Wednesday, December 21, 2016

The Rust Belt Is Right to Blame Obama

The risk that regulators pose to business is up 79% from 2010—a burden that falls heavy on industry.

By Clark S. Judge, in the WSJ. Mr. Judge is managing director of the White House Writers Group Inc. and chairman of the Pacific Research Institute. Excerpt:
"Then, firing up a suite of algorithms and formulas, they generated a regulatory-risk score for every company in the Fortune 500. Hedge funds are using the findings to gauge how potential investments could be affected by new regulations, court filings and other breaking events.

But the news here is in the next steps. The Vogel and Hood team analyzed corporate lobbying and turned out company-by-company ratings of its effectiveness. They put into the calculations the amounts that firms spend on government relations, the size of government-relations staffs, the expertise of the outside lobbyists hired, and the number of lobbying registration reports filed. Each company can then be ranked in the hierarchy of Washington influence.
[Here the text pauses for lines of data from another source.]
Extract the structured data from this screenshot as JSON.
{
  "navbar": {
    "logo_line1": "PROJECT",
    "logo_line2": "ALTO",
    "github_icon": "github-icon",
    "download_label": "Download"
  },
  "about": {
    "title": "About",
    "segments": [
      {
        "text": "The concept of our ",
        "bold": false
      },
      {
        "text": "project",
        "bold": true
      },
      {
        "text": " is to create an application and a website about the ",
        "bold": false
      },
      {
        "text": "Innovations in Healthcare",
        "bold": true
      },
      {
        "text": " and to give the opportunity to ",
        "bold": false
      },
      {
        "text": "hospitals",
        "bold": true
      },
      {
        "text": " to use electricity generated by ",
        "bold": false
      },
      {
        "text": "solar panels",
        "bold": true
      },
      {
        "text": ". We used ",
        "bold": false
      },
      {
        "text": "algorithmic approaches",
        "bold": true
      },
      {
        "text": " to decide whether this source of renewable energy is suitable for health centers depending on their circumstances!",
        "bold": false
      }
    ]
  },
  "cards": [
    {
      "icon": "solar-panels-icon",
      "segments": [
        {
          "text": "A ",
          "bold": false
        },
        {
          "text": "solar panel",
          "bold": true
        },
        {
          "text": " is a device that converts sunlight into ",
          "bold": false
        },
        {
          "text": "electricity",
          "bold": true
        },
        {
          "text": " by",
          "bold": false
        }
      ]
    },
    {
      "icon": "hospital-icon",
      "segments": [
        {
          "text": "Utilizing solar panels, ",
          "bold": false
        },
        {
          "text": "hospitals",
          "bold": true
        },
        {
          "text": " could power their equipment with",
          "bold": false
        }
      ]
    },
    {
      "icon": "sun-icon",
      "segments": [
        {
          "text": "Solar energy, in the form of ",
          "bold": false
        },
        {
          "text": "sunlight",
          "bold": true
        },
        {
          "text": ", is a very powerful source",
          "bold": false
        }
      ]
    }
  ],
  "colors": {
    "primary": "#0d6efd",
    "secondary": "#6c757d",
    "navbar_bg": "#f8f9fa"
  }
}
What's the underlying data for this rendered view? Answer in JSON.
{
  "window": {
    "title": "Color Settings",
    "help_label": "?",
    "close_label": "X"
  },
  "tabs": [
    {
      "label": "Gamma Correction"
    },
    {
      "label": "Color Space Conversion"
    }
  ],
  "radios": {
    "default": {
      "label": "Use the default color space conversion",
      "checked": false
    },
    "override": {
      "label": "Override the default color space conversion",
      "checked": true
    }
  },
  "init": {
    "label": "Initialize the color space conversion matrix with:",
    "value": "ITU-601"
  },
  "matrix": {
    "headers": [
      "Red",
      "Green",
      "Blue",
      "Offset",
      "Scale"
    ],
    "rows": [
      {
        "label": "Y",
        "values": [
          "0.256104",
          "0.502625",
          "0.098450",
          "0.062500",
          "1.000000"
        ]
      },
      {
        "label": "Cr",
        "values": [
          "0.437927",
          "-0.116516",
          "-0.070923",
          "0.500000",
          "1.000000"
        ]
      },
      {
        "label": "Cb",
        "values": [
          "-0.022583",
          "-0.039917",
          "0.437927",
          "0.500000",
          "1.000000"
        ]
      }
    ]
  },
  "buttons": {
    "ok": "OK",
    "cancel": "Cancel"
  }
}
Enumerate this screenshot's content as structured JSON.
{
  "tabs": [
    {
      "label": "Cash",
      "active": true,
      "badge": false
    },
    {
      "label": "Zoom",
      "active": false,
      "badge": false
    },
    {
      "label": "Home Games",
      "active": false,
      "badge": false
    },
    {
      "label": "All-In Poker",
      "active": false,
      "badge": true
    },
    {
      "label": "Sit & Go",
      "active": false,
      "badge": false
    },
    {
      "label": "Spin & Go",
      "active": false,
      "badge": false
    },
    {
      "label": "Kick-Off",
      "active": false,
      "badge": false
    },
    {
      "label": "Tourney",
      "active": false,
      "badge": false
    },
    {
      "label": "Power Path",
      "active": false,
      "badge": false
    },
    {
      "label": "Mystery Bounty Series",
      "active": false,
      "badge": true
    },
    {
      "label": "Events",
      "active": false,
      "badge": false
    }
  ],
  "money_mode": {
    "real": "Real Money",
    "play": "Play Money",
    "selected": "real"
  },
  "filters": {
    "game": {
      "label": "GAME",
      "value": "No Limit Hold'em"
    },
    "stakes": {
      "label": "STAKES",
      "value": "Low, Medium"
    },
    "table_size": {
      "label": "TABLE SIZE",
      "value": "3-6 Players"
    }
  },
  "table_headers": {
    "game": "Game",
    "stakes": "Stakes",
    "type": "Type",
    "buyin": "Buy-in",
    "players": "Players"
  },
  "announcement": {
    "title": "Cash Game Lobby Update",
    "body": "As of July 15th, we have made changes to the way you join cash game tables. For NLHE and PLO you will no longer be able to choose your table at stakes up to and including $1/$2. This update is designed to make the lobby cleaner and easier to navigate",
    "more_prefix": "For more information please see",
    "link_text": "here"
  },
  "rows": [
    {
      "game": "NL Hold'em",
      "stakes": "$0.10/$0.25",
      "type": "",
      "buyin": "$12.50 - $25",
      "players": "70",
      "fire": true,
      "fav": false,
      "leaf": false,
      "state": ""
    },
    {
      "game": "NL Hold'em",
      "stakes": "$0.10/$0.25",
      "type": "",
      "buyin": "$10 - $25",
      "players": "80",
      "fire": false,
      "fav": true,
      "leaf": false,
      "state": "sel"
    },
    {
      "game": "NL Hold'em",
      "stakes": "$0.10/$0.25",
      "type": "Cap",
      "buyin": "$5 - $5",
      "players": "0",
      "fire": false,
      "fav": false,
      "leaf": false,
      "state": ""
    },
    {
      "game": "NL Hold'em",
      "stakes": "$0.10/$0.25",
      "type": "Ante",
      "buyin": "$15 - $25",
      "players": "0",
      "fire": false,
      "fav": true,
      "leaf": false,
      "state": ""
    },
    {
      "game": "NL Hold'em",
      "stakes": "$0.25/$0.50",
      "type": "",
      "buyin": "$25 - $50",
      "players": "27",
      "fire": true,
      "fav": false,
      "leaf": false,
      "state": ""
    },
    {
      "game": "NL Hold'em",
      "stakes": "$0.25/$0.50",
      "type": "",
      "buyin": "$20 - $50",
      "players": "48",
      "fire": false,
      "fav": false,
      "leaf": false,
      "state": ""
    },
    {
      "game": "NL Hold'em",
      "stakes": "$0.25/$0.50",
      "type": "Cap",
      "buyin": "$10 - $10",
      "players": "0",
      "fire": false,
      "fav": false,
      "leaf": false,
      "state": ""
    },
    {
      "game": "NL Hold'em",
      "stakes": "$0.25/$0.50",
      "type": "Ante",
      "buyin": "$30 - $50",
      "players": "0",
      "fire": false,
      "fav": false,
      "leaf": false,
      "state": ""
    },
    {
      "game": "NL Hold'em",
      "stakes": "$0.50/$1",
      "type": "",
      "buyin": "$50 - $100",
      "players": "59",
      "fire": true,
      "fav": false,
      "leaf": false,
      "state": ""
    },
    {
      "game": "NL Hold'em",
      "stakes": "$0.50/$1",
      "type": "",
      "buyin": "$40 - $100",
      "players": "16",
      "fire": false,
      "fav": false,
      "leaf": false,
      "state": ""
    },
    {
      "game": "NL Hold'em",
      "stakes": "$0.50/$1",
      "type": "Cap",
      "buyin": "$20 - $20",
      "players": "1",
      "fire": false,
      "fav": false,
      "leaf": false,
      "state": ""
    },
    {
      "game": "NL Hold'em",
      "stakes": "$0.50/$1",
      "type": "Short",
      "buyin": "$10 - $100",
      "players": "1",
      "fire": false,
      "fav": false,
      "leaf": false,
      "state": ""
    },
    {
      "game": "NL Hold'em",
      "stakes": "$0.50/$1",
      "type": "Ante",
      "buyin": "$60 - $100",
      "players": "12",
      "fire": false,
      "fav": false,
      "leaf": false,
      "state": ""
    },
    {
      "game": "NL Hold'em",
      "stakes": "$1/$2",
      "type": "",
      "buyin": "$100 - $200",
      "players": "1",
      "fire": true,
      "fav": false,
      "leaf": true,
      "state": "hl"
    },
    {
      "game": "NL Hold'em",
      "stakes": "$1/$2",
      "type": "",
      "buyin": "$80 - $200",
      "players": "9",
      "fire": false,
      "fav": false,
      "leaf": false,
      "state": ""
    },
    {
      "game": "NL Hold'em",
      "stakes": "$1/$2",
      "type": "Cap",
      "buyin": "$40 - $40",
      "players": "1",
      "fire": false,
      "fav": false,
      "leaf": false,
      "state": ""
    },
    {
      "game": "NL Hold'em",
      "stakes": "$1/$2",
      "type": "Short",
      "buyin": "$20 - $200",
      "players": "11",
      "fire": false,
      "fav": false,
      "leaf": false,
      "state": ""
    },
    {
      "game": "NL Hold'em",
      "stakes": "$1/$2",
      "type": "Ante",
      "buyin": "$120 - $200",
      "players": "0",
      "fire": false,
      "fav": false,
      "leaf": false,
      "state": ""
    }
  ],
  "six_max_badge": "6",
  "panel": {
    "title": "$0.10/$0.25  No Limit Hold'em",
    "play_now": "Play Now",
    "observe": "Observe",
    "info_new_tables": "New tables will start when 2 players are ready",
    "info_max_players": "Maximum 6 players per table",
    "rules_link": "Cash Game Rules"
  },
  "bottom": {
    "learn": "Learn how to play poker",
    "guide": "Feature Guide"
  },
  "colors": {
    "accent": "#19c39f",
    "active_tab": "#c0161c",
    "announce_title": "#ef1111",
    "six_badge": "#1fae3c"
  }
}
Messrs. Vogel and Hood say their method is like a capital asset pricing model with one exception: In place of the standard measure for market risk, they substituted their metrics for regulatory risk and corporate response. What were the results?

First, and no surprise here: From 2010-15 regulatory risk jumped—an average increase across all industries of 79%.

Second, and more surprising: As regulatory risk climbed, annual capital expenditures fell, a total drop of nearly $32 billion when comparing 2010 to 2015. This negative relationship was strong across the board, but it was statistically tightest for “industrials” (heavy manufacturing plus railroads and airlines).

Third, as regulatory risks grew and capital expenditures shrank, major corporations also cut jobs by more than 1.1 million. Among the biggest losers were heavy manufacturing, airlines, railroads, information technology and consumer products—America’s industrial core.

Fourth, while the business of making things and moving them to market was eroding, the value of gaming the government increased. The Vogel and Hood team constructed two trial portfolios composed solely of companies that ranked high in lobbying strength. From 2010-16 these portfolios outperformed the S&P 500 by 22% and 27%."